Se não há uma definição clara do destino do Sistema de Autoridade Marítima, o Governo deveria ter feito àquelas classes o mesmo que fez à Polícia Marítima.

É importante recordar que em relação a todas essas classes, desde o acórdão 308/90 do Tribunal Constitucional que foi considerada inconstitucional a aplicação das normas de disciplina militar. O Tribunal Constitucional não distinguiu a Polícia Marítima das outras forças. O que deveria ter sido feito era desenvolver as soluções, que estão em curso para a Polícia Marítima, para todas as outras classes.

Aliás, o mesmo deveria ser feito para os chamados " Guardas da NATO", também eles sem estatuto definido e vivendo uma situação inaceitável.

Se assim, do lado do seu enquadramento, esta proposta de lei levanta problemas de fundo, também quanto às soluções adoptadas ela é questionável.

A única solução aceitável e possível é que esta Polícia Marítima tenha um estatuto que acompanhe o estatuto da PSP, em todos os seus itens. Aparentemente, foi isso que se pretendeu fazer, já que a proposta copia a Lei nº 6/90, (regime de exercício de direitos do pessoal da PSP), quer na caracterização da polícia, quer no regime de direitos e deveres, quer no dever de isenção, quer no direito de associação, quer nas restrições de direitos. Aliás o facto de a proposta ter sido agendada para o mesmo dia da proposta de alteração da Lei nº 60/90, sobre a PSP, torna essa similitude mais flagrante. Sucede até que, quanto aos direitos das associações, no corpo do nº 4 do artigo 5º e nas alíneas b) e d) do mesmo número, a proposta já tem as alterações que hoje discutimos como proposta do Governo para a PSP, designadamente a esquisita dispensa do mínimo de 10% para representatividade, a explicitação das condições de trabalho e sistema remuneratório nas questões nas quais as associações podem tomar parte e a eliminação da restrição do direito de apresentar propostas exclusivamente às autoridades hierárquicas.
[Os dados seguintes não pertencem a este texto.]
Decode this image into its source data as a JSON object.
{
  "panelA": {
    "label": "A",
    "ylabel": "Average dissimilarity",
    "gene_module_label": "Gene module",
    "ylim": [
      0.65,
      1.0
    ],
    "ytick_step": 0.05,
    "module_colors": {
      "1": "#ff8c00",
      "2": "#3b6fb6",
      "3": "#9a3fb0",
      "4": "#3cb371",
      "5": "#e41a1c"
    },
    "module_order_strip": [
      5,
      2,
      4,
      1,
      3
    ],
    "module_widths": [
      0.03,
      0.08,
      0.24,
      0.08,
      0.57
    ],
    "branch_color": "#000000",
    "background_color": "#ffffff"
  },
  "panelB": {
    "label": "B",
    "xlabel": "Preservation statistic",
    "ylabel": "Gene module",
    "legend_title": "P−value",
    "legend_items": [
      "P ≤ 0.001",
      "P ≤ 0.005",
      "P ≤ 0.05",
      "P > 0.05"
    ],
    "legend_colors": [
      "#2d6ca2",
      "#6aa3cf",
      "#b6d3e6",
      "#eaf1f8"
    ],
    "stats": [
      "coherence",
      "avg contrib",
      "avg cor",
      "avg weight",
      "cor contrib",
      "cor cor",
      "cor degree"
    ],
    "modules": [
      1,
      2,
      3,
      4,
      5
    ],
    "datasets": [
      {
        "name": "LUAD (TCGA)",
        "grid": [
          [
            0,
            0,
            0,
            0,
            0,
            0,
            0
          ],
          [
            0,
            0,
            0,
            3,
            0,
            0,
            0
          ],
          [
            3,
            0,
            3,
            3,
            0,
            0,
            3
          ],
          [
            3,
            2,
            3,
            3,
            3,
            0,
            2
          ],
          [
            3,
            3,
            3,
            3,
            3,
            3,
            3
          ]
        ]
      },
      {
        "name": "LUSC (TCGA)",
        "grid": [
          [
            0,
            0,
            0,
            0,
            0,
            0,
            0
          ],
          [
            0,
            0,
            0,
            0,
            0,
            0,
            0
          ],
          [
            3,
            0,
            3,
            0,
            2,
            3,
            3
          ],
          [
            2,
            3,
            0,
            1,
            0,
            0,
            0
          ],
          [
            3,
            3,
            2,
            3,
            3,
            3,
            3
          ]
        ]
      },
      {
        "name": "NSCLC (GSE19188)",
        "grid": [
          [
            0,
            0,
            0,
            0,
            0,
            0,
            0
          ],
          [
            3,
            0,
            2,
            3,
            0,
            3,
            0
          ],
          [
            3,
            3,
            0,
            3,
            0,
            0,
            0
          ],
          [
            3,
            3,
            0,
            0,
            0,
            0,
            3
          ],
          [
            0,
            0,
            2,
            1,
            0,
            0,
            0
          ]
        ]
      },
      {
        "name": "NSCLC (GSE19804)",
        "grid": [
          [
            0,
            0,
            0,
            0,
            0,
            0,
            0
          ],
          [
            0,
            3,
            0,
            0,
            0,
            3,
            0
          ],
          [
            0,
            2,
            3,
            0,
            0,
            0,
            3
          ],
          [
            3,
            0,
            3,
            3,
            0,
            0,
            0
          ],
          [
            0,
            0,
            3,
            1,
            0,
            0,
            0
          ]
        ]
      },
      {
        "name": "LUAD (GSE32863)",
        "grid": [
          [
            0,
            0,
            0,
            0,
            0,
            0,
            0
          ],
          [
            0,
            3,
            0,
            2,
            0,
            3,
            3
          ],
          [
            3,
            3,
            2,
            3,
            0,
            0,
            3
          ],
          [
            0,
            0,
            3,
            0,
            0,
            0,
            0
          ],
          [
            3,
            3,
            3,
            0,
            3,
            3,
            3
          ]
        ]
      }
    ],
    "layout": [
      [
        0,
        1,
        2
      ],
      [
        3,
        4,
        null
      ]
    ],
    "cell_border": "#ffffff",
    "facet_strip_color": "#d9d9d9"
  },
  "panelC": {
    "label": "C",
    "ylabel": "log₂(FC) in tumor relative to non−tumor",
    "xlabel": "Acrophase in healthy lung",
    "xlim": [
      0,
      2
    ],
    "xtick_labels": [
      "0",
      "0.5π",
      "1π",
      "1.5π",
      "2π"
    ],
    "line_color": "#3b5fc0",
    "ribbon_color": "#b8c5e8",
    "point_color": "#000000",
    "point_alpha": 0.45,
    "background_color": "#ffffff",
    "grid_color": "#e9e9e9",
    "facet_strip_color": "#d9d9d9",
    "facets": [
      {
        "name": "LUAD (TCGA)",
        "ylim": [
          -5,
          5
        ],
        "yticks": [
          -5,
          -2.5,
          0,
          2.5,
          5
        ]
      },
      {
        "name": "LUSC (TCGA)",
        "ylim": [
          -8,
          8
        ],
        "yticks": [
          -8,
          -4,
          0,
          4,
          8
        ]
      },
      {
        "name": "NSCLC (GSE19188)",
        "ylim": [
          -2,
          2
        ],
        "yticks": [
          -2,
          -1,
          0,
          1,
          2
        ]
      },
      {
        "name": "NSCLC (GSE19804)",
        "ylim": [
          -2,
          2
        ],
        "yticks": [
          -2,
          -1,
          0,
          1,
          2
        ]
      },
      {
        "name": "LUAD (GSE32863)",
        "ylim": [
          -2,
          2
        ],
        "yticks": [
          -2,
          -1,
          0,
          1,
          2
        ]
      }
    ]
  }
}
Mas, depois, aparecem as diferenças. Para além de outras, há uma absolutamente inacreditável. É a introdução no artigo 5º de um nº6 segundo o qual : " as associações profissionais legalmente constituídas prosseguem fins diversos das associações de natureza sindical, não lhes sendo permitido entre outros, decidir o recurso à greve ".

Afinal, em que ficamos ? Caminha-se no sentido do sindicato, como andou a dizer o MAI, ou contra o sindicato?.

Também no que respeita às restrições de direitos, em relação à PSP aparecem mais restrições quanto aos direitos de reunião e manifestação .

Interviremos neste processo com a exacta noção de que para os profissionais da Polícia Marítima, a quem há escassos anos se fazia a aplicação da disciplina militar, todo este processo é de franco progresso, tal como sucedeu com a PSP há sete anos. Mas não vale repetir os erros cometidos no passado com os profissionais da PSP, nem cometer agora novos erros, como os que citei. Se a ideia é a aproximação à PSP, não há nenhuma, absolutamente nenhuma, razão para que a Polícia Marítima tenha um estatuto pior que a PSP.

É neste sentido que actuaremos neste debate.